O Ministério Público de São Paulo autorizou a continuidade de um inquérito civil que apura a possível necessidade de intervenção judicial no Corinthians. A decisão foi tomada pelo Conselho Superior na terça-feira, 19 de maio de 2026, após rejeitar recurso do clube.

Promotores Luiz Ambra e André Pascoal, da Promotoria de Justiça do Patrimônio Público e Social, ficarão responsáveis pela investigação. O objetivo é avaliar se procede ou não a intervenção judicial, medida considerada a mais grave em casos como este.
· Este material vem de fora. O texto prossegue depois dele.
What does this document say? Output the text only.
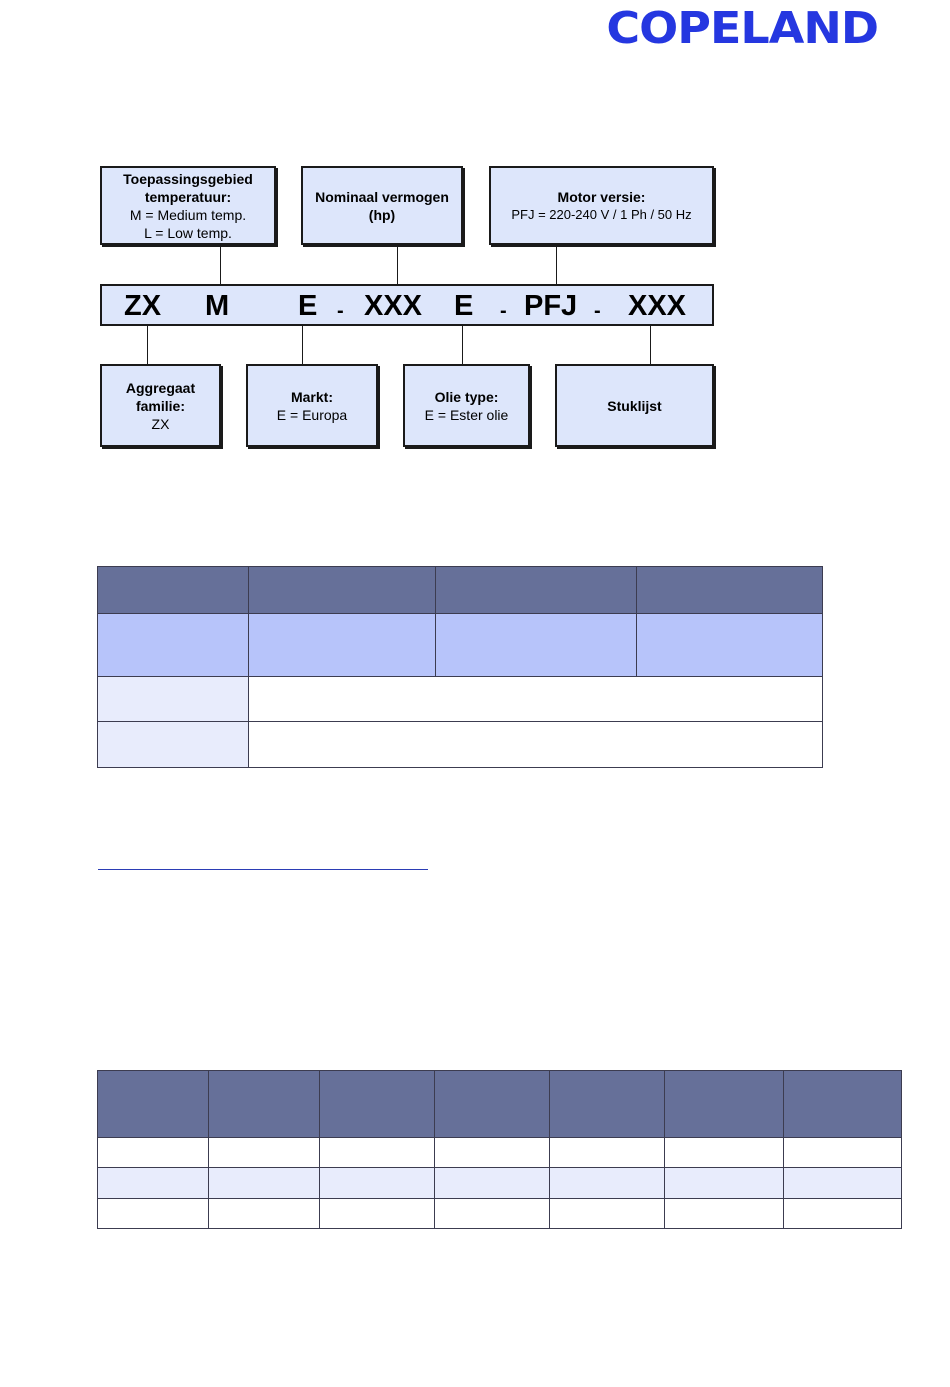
COPELAND
Toepassingsgebied
temperatuur:
M = Medium temp.
L = Low temp.
Nominaal vermogen
(hp)
Motor versie:
PFJ = 220-240 V / 1 Ph / 50 Hz
ZX M E - XXX E - PFJ - XXX
Aggregaat
familie:
ZX
Markt:
E = Europa
Olie type:
E = Ester olie
Stuklijst
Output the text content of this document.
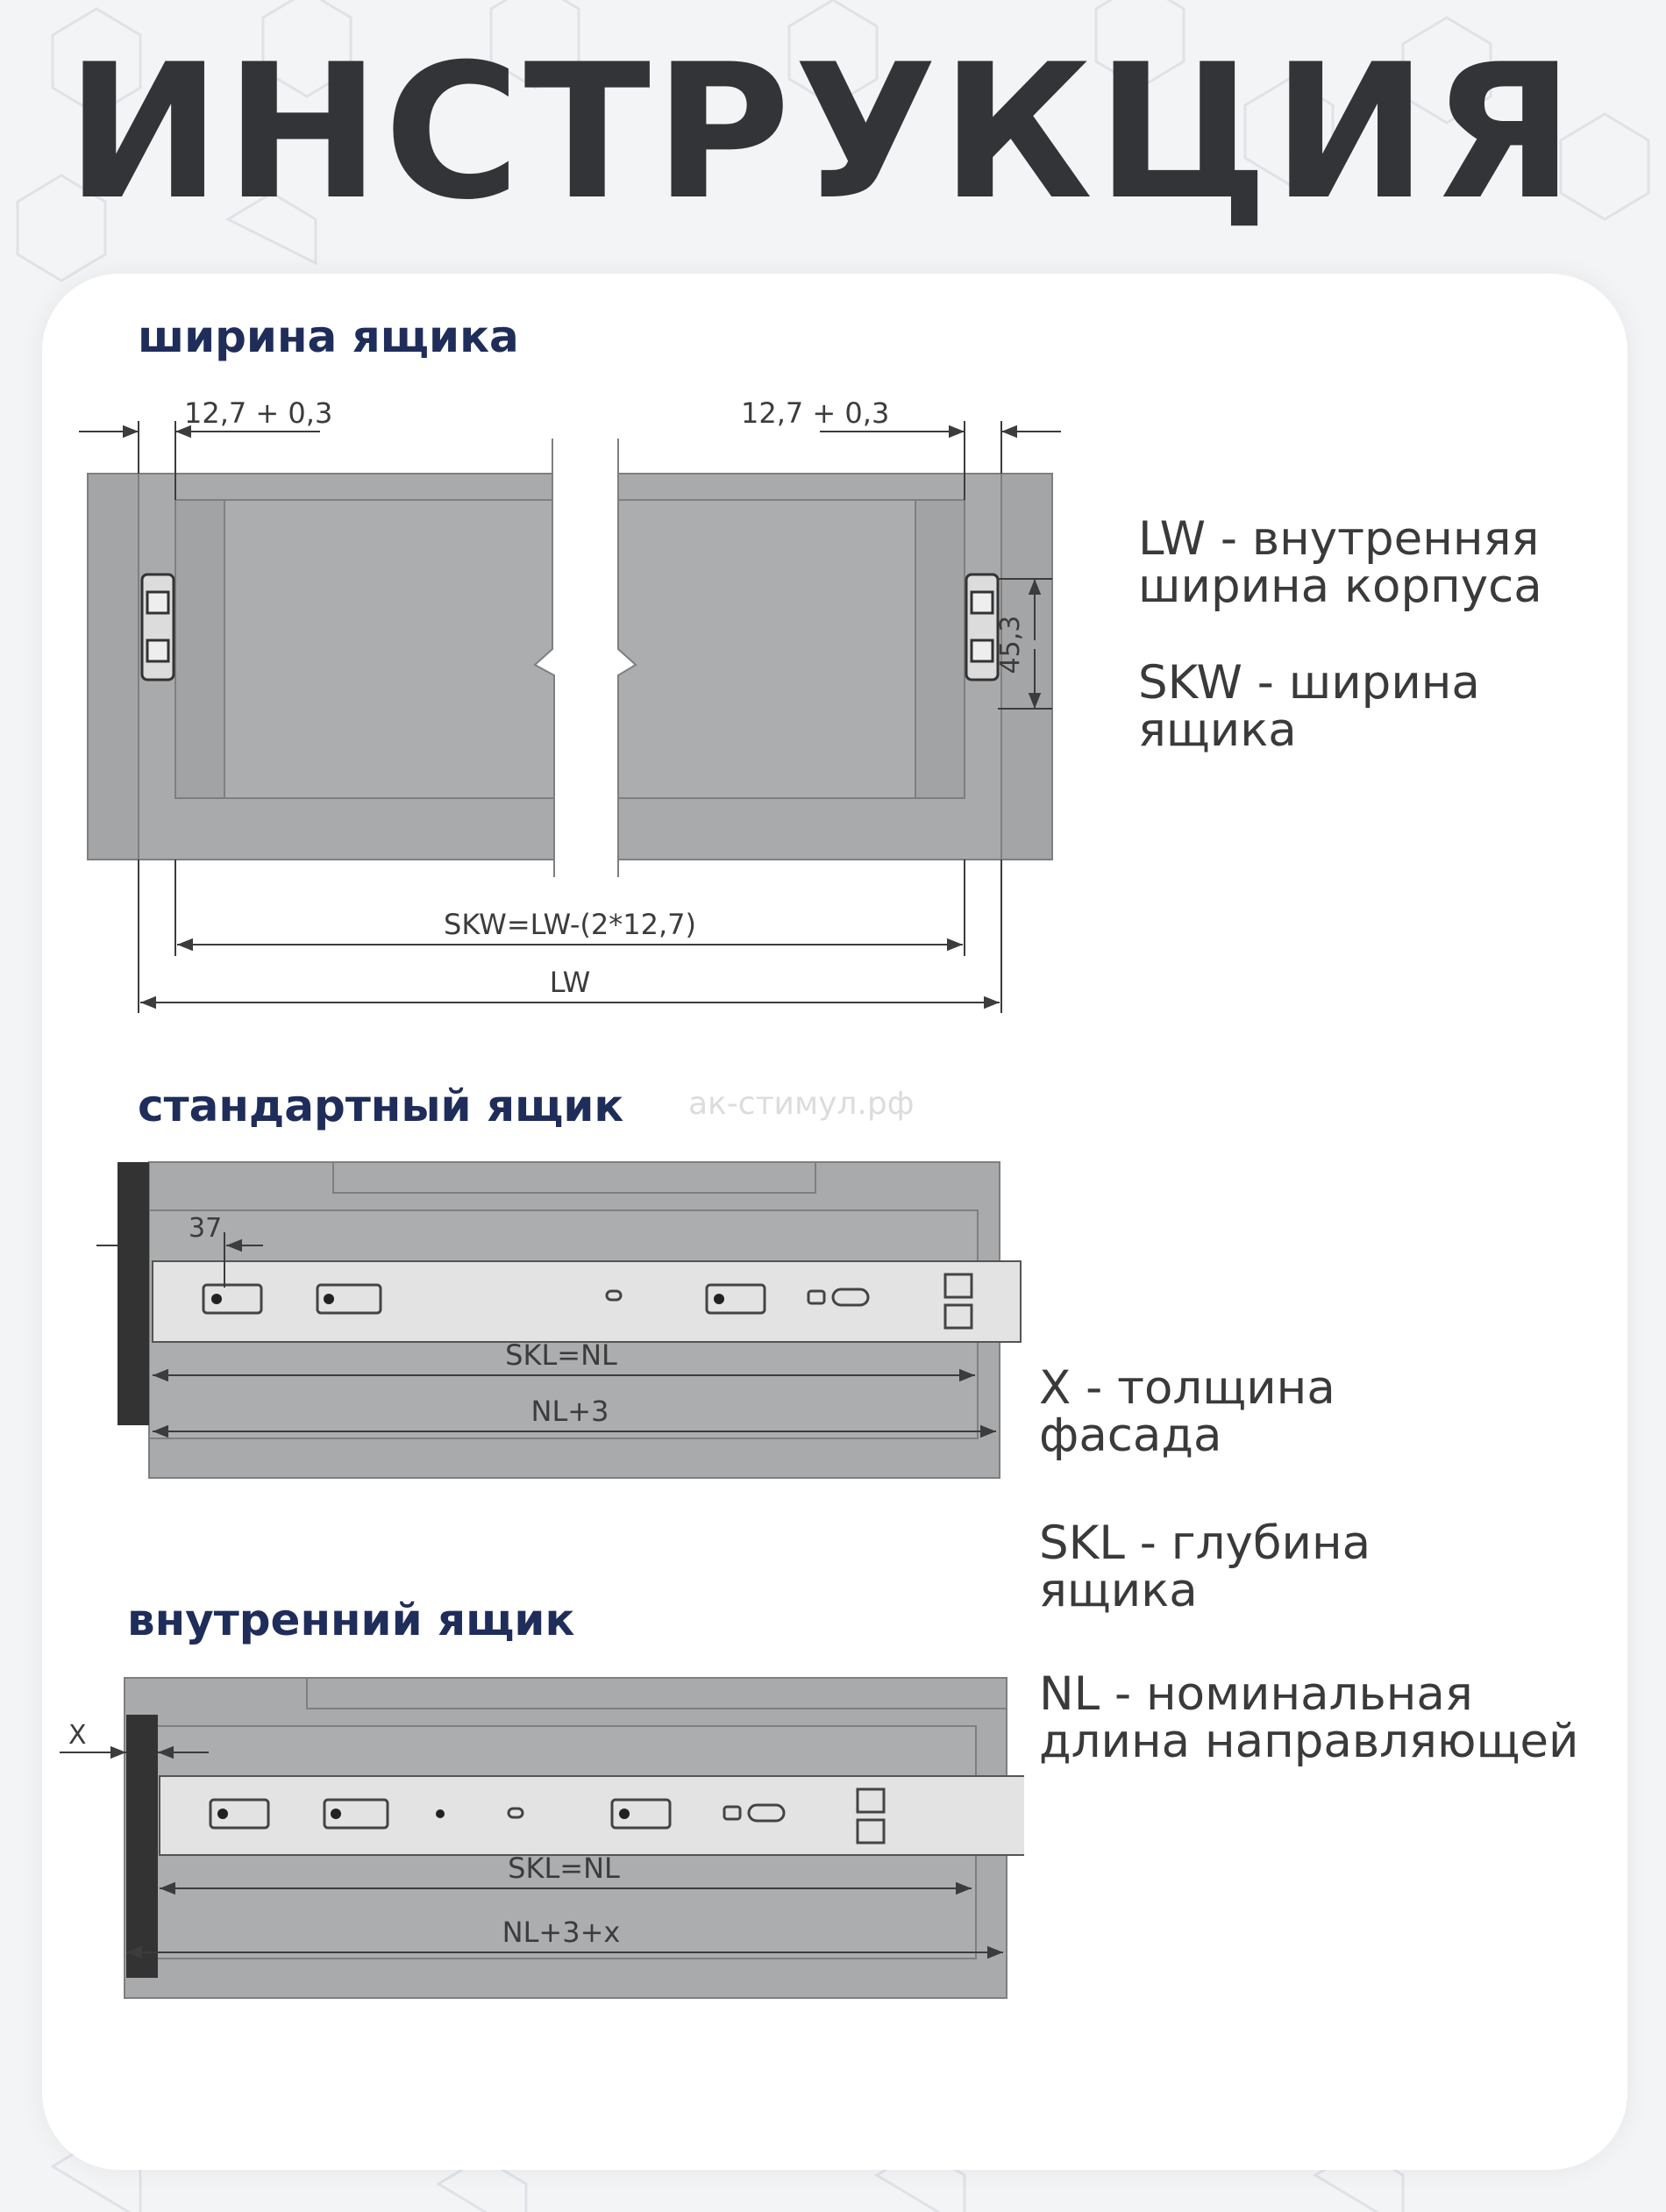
ИНСТРУКЦИЯ
ширина ящика
12,7 + 0,3	12,7 + 0,3
45,3
SKW=LW-(2*12,7)
LW
LW - внутренняя
ширина корпуса
SKW - ширина
ящика
ак-стимул.рф
стандартный ящик
37
SKL=NL
NL+3	X - толщина
фасада
SKL - глубина
ящика
NL - номинальная
длина направляющей
внутренний ящик
X
SKL=NL
NL+3+x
O inquérito civil foi aberto em dezembro de 2025 pela Promotoria. O clube recorreu com efeito suspensivo, o que interrompeu o andamento durante meses. O Conselho Superior analisou o recurso e manteve a continuidade das apurações.

O caso é conduzido pela Promotoria de Justiça do Patrimônio Público e Social. Durante a paralisação, o promotor Cássio Conserino encaminhou documentos e pedidos aos responsáveis pelo caso, buscando dar andamento às investigações.

Em 24 de fevereiro de 2026, o Conselho Superior determinou o retorno do procedimento para confirmar a validade da distribuição interna da investigação. Após esse reacomodamento, o caso foi retomado e concluído na 3ª feira, 19 de maio.

Conteúdo do inquérito e próximos passos

O inquérito se baseia em 25 apontamentos apresentados por Cássio Conserino, incluindo laudos de auditorias externas, denúncias contra ex-dirigentes e apurações sobre supostos desvios. A Promotoria já apontou potenciais indícios de irregularidades em diversas frentes.

Entre os itens listados estão denúncias de associação criminosa e lavagem de dinheiro envolvendo o ex-presidente Augusto Melo, além de suspeitas contra Andres Sanchez e Roberto Gavioli. Também aparecem investigações sobre outros ex-dirigentes e supostos desvios de material esportivo.

Outros pontos apontados tratam de temas como inconformidades com o sistema de compliance, contratos considerados lesivos ao clube e aumento da folha salarial. O conjunto de denúncias motiva a avaliação da necessidade de intervenção judicial.

Há ainda ações judiciais em andamento movidas por integrantes do clube que pleiteiam a intervenção no Corinthians. O MP já se posicionou contra limitar a concessão de liminar, lembrando que o clube precisa ser ouvido e que o inquérito civil segue suspenso até nova definição.

Caso o MP conclua pela necessidade de intervenção, deverá entrar com ação civil pública solicitando a medida. A decisão final permanece a cargo da Justiça, já que o MP não tem competência para decretar a intervenção de forma imediata.